Poster Presentation 2014 International Biophysics Congress

Prediction and validation of the unexplored RNA-binding protein atlas of the human proteome (#646)

Yuedong Yang 1 , Huiying Zhao 2 , Yaoqi Zhou 1
  1. Institute for Glycomics, Griffith University, Southport, QLD, Australia
  2. QIMR Berghofer Medical Research Institute, Brisbane, QLD, Australia
Proteins are involved in almost all biological activities and their structures and functions are determined by their one-dimensional amino acids sequences. Since slow and expensive techniques by wet experiments, the annotations of protein structure and function are far behind protein sequencing, especially since the development of next generation sequencing techniques. A practical way to solve this problem is to use computational modeling methods. We developed a new template-based protein structure prediction method SPARKS-X. The method improves the fold recognition by employing probabilistic-based matching between predicted one-dimensional structural properties of query sequence by SPINE-X and corresponding native properties of template structures. This method has been consistently proven to be one of the best methods on different benchmarks.
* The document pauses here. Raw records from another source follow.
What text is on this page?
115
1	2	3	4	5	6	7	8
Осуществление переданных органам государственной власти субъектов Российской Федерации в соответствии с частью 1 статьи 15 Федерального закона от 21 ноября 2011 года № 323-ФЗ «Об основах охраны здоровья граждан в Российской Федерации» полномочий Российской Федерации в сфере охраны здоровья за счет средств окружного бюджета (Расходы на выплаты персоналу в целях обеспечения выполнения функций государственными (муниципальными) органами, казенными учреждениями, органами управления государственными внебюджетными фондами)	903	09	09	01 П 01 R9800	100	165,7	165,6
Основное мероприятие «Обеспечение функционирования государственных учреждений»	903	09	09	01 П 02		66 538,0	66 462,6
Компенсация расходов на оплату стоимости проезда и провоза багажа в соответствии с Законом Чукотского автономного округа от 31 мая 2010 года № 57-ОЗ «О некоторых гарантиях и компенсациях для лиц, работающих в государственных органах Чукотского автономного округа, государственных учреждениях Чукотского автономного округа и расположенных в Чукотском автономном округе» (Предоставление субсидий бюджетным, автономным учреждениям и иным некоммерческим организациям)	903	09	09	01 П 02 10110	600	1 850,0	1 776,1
This is further affirmed by its top rank in recent CASP blind tests on structure prediction. Based on SPARKS-X, we have developed a SPOT-Seq package for predicting DNA-binding and RNA-binding proteins by combining it with binding affinity prediction according to a knowledge-based potential function DFIRE. This package enables a genome-wide scanning of DNA-binding and RNA-binding proteins. Beyond making two-state binding or non-binding prediction, the method can also provide a prediction of highly accurate complex structure of protein-DNA and protein-RNA, respectively. These details are extremely informative for experimental biologists.